Demo 7: Quest XR 3D Scene Reconstruction

Goal: show the upper end of the ambition: Quest XR world scanning and 3D scene reconstruction.

Suggested demo:

  • Show a Quest or XR-oriented Makepad application.
  • Demonstrate world scanning.
  • Show reconstructed scene geometry.
  • Add generated UI for inspecting captured geometry.
  • Discuss how the same Rust and Makepad approach can target XR.

Talking points:

  • Quest XR applications need performance, low latency, and direct control over rendering.
  • The application is no longer a flat page.
  • AI generation becomes more valuable because spatial UI has many moving parts.

What to emphasize:

The same automation idea applies: generate, run, see, interact, and iterate. The target can be desktop, web, mobile, or XR.

Local AI

Point to make before the honest framing: Makepad is also a practical place to work on local AI infrastructure.

Talking points:

  • Have AI help port AI runtimes.
  • Run models locally where it makes sense.
  • Use an AI Manager to coordinate local and cloud AI.
  • Let local AI manage other cloud AI providers and workflows.

Transition Lines

Use these between demos if needed:

  • "Now that we have seen the AI control a normal UI, let us make the interaction more spatial."
  • "Compile success is only the first checkpoint. For visual software, the next question is: does it look and behave correctly?"
  • "The point of this demo is not that the AI got everything right immediately. The point is that it can stay in the loop long enough to correct itself."
  • "Rust gives us the hard boundary conditions. Makepad gives us the visual feedback loop."
  • "This is where AI code generation starts looking less like autocomplete and more like an automated developer."

Risks and Honest Framing

Be clear about what still matters:

  • The AI still needs good goals.
  • The AI still makes mistakes.
  • Human taste and product judgment still matter.
  • Complex architecture still benefits from human direction.
  • Automated visual inspection is powerful, but it is not a replacement for all testing.

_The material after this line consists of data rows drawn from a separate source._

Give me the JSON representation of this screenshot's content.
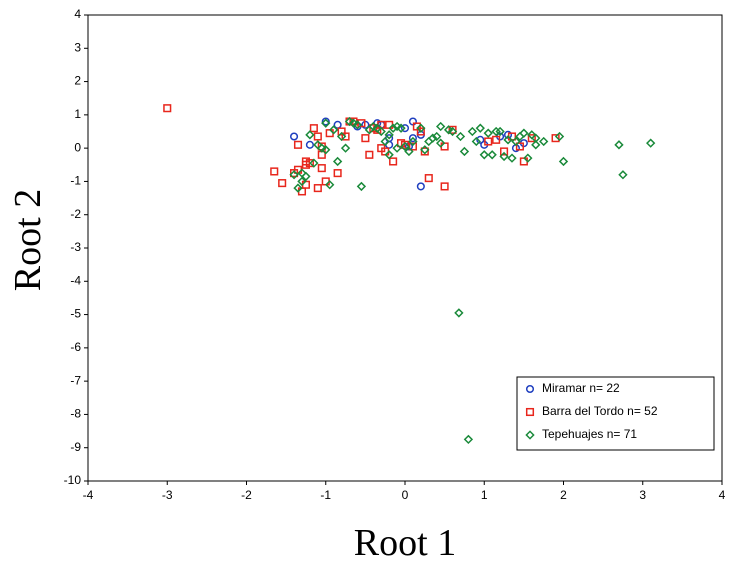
{
  "chart_data": {
    "type": "scatter",
    "x_label": "Root 1",
    "y_label": "Root 2",
    "xlim": [
      -4,
      4
    ],
    "xticks": [
      -4,
      -3,
      -2,
      -1,
      0,
      1,
      2,
      3,
      4
    ],
    "ylim": [
      -10,
      4
    ],
    "yticks": [
      -10,
      -9,
      -8,
      -7,
      -6,
      -5,
      -4,
      -3,
      -2,
      -1,
      0,
      1,
      2,
      3,
      4
    ],
    "legend": "bottom-right",
    "series": [
      {
        "name": "Miramar n= 22",
        "color": "#1f3fbf",
        "marker": "circle",
        "x": [
          -1.4,
          -1.0,
          -1.2,
          -0.85,
          -0.5,
          -0.35,
          -0.3,
          -0.2,
          -0.2,
          0,
          0.1,
          0.1,
          0.2,
          0.05,
          0.2,
          0.95,
          1.0,
          1.2,
          1.3,
          1.4,
          1.5,
          -0.6
        ],
        "y": [
          0.35,
          0.8,
          0.1,
          0.7,
          0.7,
          0.75,
          0.7,
          0.3,
          0.1,
          0.6,
          0.8,
          0.3,
          0.4,
          0.05,
          -1.15,
          0.25,
          0.1,
          0.35,
          0.4,
          0.0,
          0.15,
          0.65
        ]
      },
      {
        "name": "Barra del Tordo n= 52",
        "color": "#e8261c",
        "marker": "square",
        "x": [
          -3,
          -1.65,
          -1.55,
          -1.4,
          -1.35,
          -1.35,
          -1.3,
          -1.25,
          -1.25,
          -1.25,
          -1.2,
          -1.15,
          -1.1,
          -1.1,
          -1.05,
          -1.05,
          -1.05,
          -1.0,
          -0.95,
          -0.85,
          -0.8,
          -0.75,
          -0.7,
          -0.65,
          -0.55,
          -0.5,
          -0.45,
          -0.4,
          -0.35,
          -0.3,
          -0.25,
          -0.2,
          -0.15,
          -0.05,
          0.0,
          0.1,
          0.15,
          0.2,
          0.25,
          0.3,
          0.5,
          0.5,
          0.6,
          1.05,
          1.15,
          1.25,
          1.35,
          1.45,
          1.5,
          1.6,
          1.9,
          -0.3
        ],
        "y": [
          1.2,
          -0.7,
          -1.05,
          -0.75,
          -0.65,
          0.1,
          -1.3,
          -1.1,
          -0.5,
          -0.4,
          -0.45,
          0.6,
          0.35,
          -1.2,
          -0.2,
          -0.6,
          0.05,
          -1.0,
          0.45,
          -0.75,
          0.5,
          0.35,
          0.8,
          0.8,
          0.75,
          0.3,
          -0.2,
          0.6,
          0.55,
          0.0,
          -0.1,
          0.7,
          -0.4,
          0.15,
          0.1,
          0.05,
          0.65,
          0.5,
          -0.1,
          -0.9,
          0.05,
          -1.15,
          0.55,
          0.2,
          0.25,
          -0.1,
          0.35,
          0.05,
          -0.4,
          0.3,
          0.3,
          0.7
        ]
      },
      {
        "name": "Tepehuajes n= 71",
        "color": "#1a8a3a",
        "marker": "diamond",
        "x": [
          0.68,
          0.8,
          2.75,
          3.1,
          2.7,
          2.0,
          1.95,
          1.75,
          1.65,
          1.6,
          1.55,
          1.45,
          1.4,
          1.35,
          1.3,
          1.25,
          1.2,
          1.15,
          1.1,
          1.05,
          1.0,
          0.95,
          0.85,
          0.75,
          0.7,
          0.6,
          0.45,
          0.4,
          0.35,
          0.3,
          0.25,
          0.2,
          0.1,
          0.05,
          0.0,
          -0.05,
          -0.1,
          -0.15,
          -0.2,
          -0.25,
          -0.3,
          -0.35,
          -0.4,
          -0.45,
          -0.55,
          -0.6,
          -0.65,
          -0.7,
          -0.75,
          -0.8,
          -0.85,
          -0.9,
          -0.95,
          -1.0,
          -1.05,
          -1.1,
          -1.15,
          -1.2,
          -1.25,
          -1.3,
          -1.3,
          -1.35,
          -1.4,
          -1.0,
          -0.2,
          0.45,
          0.9,
          1.5,
          1.65,
          -0.1,
          0.55
        ],
        "y": [
          -4.95,
          -8.75,
          -0.8,
          0.15,
          0.1,
          -0.4,
          0.35,
          0.2,
          0.1,
          0.4,
          -0.3,
          0.35,
          0.2,
          -0.3,
          0.25,
          -0.25,
          0.5,
          0.5,
          -0.2,
          0.45,
          -0.2,
          0.6,
          0.5,
          -0.1,
          0.35,
          0.5,
          0.65,
          0.35,
          0.3,
          0.2,
          -0.05,
          0.6,
          0.2,
          -0.1,
          0.05,
          0.6,
          0.65,
          0.6,
          -0.2,
          0.2,
          0.5,
          0.6,
          0.65,
          0.55,
          -1.15,
          0.7,
          0.75,
          0.8,
          0.0,
          0.35,
          -0.4,
          0.55,
          -1.1,
          0.75,
          0.0,
          0.1,
          -0.45,
          0.4,
          -0.85,
          -1.0,
          -0.75,
          -1.2,
          -0.8,
          -0.05,
          0.4,
          0.15,
          0.2,
          0.45,
          0.3,
          0.0,
          0.55
        ]
      }
    ]
  }
}
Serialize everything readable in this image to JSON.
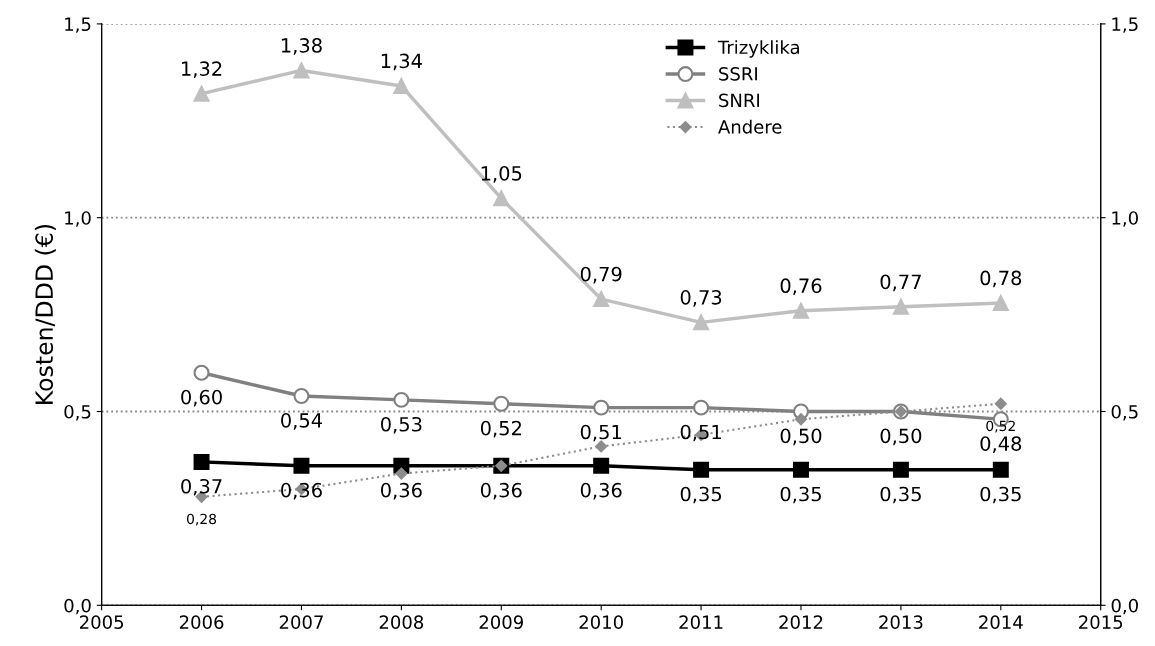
{
  "chart_data": {
    "type": "line",
    "ylabel": "Kosten/DDD (€)",
    "x": [
      2006,
      2007,
      2008,
      2009,
      2010,
      2011,
      2012,
      2013,
      2014
    ],
    "xlim": [
      2005,
      2015
    ],
    "xticks": [
      2005,
      2006,
      2007,
      2008,
      2009,
      2010,
      2011,
      2012,
      2013,
      2014,
      2015
    ],
    "ylim": [
      0,
      1.5
    ],
    "yticks": [
      {
        "value": 0,
        "label": "0,0"
      },
      {
        "value": 0.5,
        "label": "0,5"
      },
      {
        "value": 1.0,
        "label": "1,0"
      },
      {
        "value": 1.5,
        "label": "1,5"
      }
    ],
    "y2lim": [
      0,
      1.5
    ],
    "y2ticks": [
      {
        "value": 0,
        "label": "0,0"
      },
      {
        "value": 0.5,
        "label": "0,5"
      },
      {
        "value": 1.0,
        "label": "1,0"
      },
      {
        "value": 1.5,
        "label": "1,5"
      }
    ],
    "grid": "y",
    "legend": "top",
    "series": [
      {
        "name": "Trizyklika",
        "color": "#000000",
        "marker": "square",
        "line_style": "solid",
        "values": [
          0.37,
          0.36,
          0.36,
          0.36,
          0.36,
          0.35,
          0.35,
          0.35,
          0.35
        ],
        "value_labels": [
          "0,37",
          "0,36",
          "0,36",
          "0,36",
          "0,36",
          "0,35",
          "0,35",
          "0,35",
          "0,35"
        ]
      },
      {
        "name": "SSRI",
        "color": "#808080",
        "marker": "circle",
        "line_style": "solid",
        "values": [
          0.6,
          0.54,
          0.53,
          0.52,
          0.51,
          0.51,
          0.5,
          0.5,
          0.48
        ],
        "value_labels": [
          "0,60",
          "0,54",
          "0,53",
          "0,52",
          "0,51",
          "0,51",
          "0,50",
          "0,50",
          "0,48"
        ]
      },
      {
        "name": "SNRI",
        "color": "#bfbfbf",
        "marker": "triangle",
        "line_style": "solid",
        "values": [
          1.32,
          1.38,
          1.34,
          1.05,
          0.79,
          0.73,
          0.76,
          0.77,
          0.78
        ],
        "value_labels": [
          "1,32",
          "1,38",
          "1,34",
          "1,05",
          "0,79",
          "0,73",
          "0,76",
          "0,77",
          "0,78"
        ]
      },
      {
        "name": "Andere",
        "color": "#8c8c8c",
        "marker": "diamond",
        "line_style": "dotted",
        "values": [
          0.28,
          0.3,
          0.34,
          0.36,
          0.41,
          0.44,
          0.48,
          0.5,
          0.52
        ],
        "value_labels": [
          "0,28",
          null,
          null,
          null,
          null,
          null,
          null,
          null,
          "0,52"
        ]
      }
    ]
  }
}
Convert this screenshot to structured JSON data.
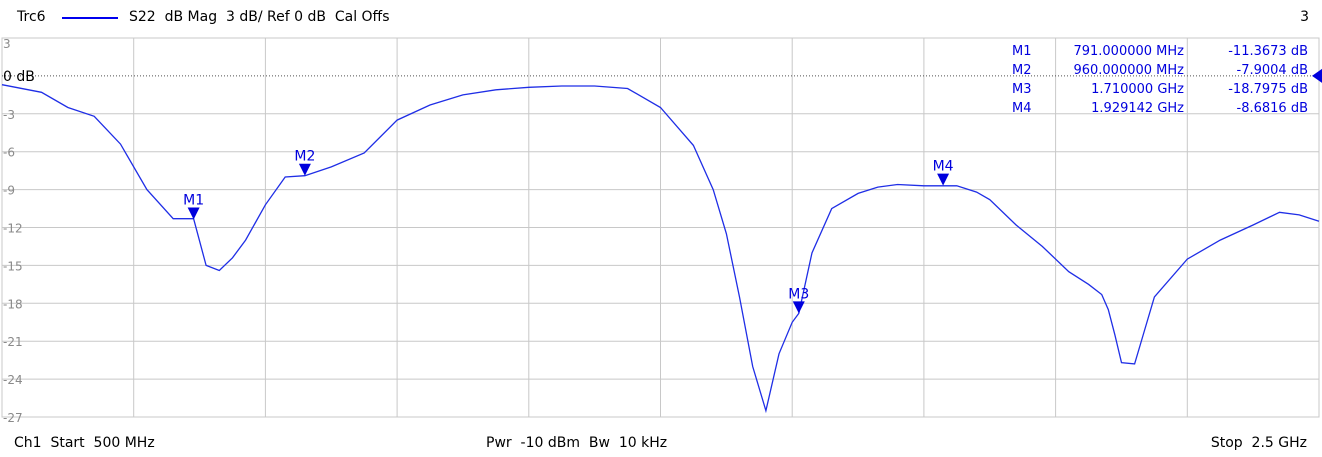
{
  "header": {
    "trace_name": "Trc6",
    "trace_desc": "S22  dB Mag  3 dB/ Ref 0 dB  Cal Offs",
    "channel_number": "3"
  },
  "footer": {
    "left": "Ch1  Start  500 MHz",
    "center": "Pwr  -10 dBm  Bw  10 kHz",
    "right": "Stop  2.5 GHz"
  },
  "colors": {
    "trace": "#1f2ee6",
    "marker": "#0000dd",
    "grid": "#c8c8c8",
    "ref_line": "#505050"
  },
  "chart_data": {
    "type": "line",
    "xlim": [
      500,
      2500
    ],
    "x_unit": "MHz",
    "ylim": [
      -27,
      3
    ],
    "y_ticks": [
      "3",
      "0 dB",
      "-3",
      "-6",
      "-9",
      "-12",
      "-15",
      "-18",
      "-21",
      "-24",
      "-27"
    ],
    "y_tick_values": [
      3,
      0,
      -3,
      -6,
      -9,
      -12,
      -15,
      -18,
      -21,
      -24,
      -27
    ],
    "reference_level": 0,
    "x_grid_divisions": 10,
    "series": [
      {
        "name": "S22",
        "x": [
          500,
          560,
          600,
          640,
          680,
          720,
          760,
          791,
          810,
          830,
          850,
          870,
          900,
          930,
          960,
          1000,
          1050,
          1100,
          1150,
          1200,
          1250,
          1300,
          1350,
          1400,
          1450,
          1500,
          1550,
          1580,
          1600,
          1620,
          1640,
          1660,
          1680,
          1700,
          1710,
          1730,
          1760,
          1800,
          1830,
          1860,
          1900,
          1929,
          1950,
          1980,
          2000,
          2040,
          2080,
          2120,
          2150,
          2170,
          2180,
          2190,
          2200,
          2220,
          2250,
          2300,
          2350,
          2400,
          2440,
          2470,
          2500
        ],
        "y": [
          -0.7,
          -1.3,
          -2.5,
          -3.2,
          -5.4,
          -9.0,
          -11.3,
          -11.3,
          -15.0,
          -15.4,
          -14.4,
          -13.0,
          -10.2,
          -8.0,
          -7.9,
          -7.2,
          -6.1,
          -3.5,
          -2.3,
          -1.5,
          -1.1,
          -0.9,
          -0.8,
          -0.8,
          -1.0,
          -2.5,
          -5.5,
          -9.0,
          -12.5,
          -17.5,
          -23.0,
          -26.5,
          -22.0,
          -19.5,
          -18.8,
          -14.0,
          -10.5,
          -9.3,
          -8.8,
          -8.6,
          -8.7,
          -8.7,
          -8.7,
          -9.2,
          -9.8,
          -11.8,
          -13.5,
          -15.5,
          -16.5,
          -17.3,
          -18.5,
          -20.5,
          -22.7,
          -22.8,
          -17.5,
          -14.5,
          -13.0,
          -11.8,
          -10.8,
          -11.0,
          -11.5
        ]
      }
    ],
    "markers": [
      {
        "label": "M1",
        "x": 791,
        "y": -11.3673,
        "freq_text": "791.000000 MHz",
        "value_text": "-11.3673 dB"
      },
      {
        "label": "M2",
        "x": 960,
        "y": -7.9004,
        "freq_text": "960.000000 MHz",
        "value_text": "-7.9004 dB"
      },
      {
        "label": "M3",
        "x": 1710,
        "y": -18.7975,
        "freq_text": "1.710000 GHz",
        "value_text": "-18.7975 dB"
      },
      {
        "label": "M4",
        "x": 1929.142,
        "y": -8.6816,
        "freq_text": "1.929142 GHz",
        "value_text": "-8.6816 dB"
      }
    ]
  }
}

The strongest framing is not "AI replaces developers." The stronger framing is:

AI can now participate in the full application development loop, including visual runtime feedback. That makes a single developer much more capable, especially when paired with a strict language and a fast native framework.

Closing

The old workflow was: write code by hand, compile, run, inspect, fix.

The new workflow is: describe the target, let the AI generate, let the compiler constrain it, let Makepad Studio show it the result, and let it iterate.

Rust gives us correctness and performance. Makepad gives us a high performance cross-platform runtime and a visual IDE that AI can control. Together, they make it possible to generate serious applications quickly: desktop tools, web apps, mobile apps, realtime CAD tools, map renderers, and XR experiences.

The main message of this talk is simple:

We no longer need AI to only write snippets. We can let it generate, run, see, interact, and iterate on real high performance Rust applications.

Short Version

If time is limited, use this sequence:

  1. Explain Rust as the correction mechanism for AI-generated code.
  2. Explain Makepad Studio as the visual feedback loop.
  3. Demo a simple app that the AI generates and interacts with.
  4. Demo one advanced visual example: realtime CAD in Splash, maps, or XR.
  5. Close on the idea that AI can now participate in the full application loop.

One-Minute Pitch

In this talk I will show how to rapidly create high performance Rust applications with Makepad. You can use your AI of choice, including Codex or Claude, running inside the Makepad IDE.

Rust is an ideal language for AI generation because of its strong compiler guarantees and superb performance. We no longer need to write every line by hand. The compiler gives the AI precise feedback, and Makepad Studio gives it visual feedback.

Makepad Studio has automation integration for AI, so the AI can generate code, run the application, see the result, click buttons, type into fields, and iterate completely automatically on visual applications.

Makepad compiles to web, desktop, mobile, and XR. I will show how far we can push AI application generation, including realtime CAD in Splash, map rendering, and Quest XR scene reconstruction.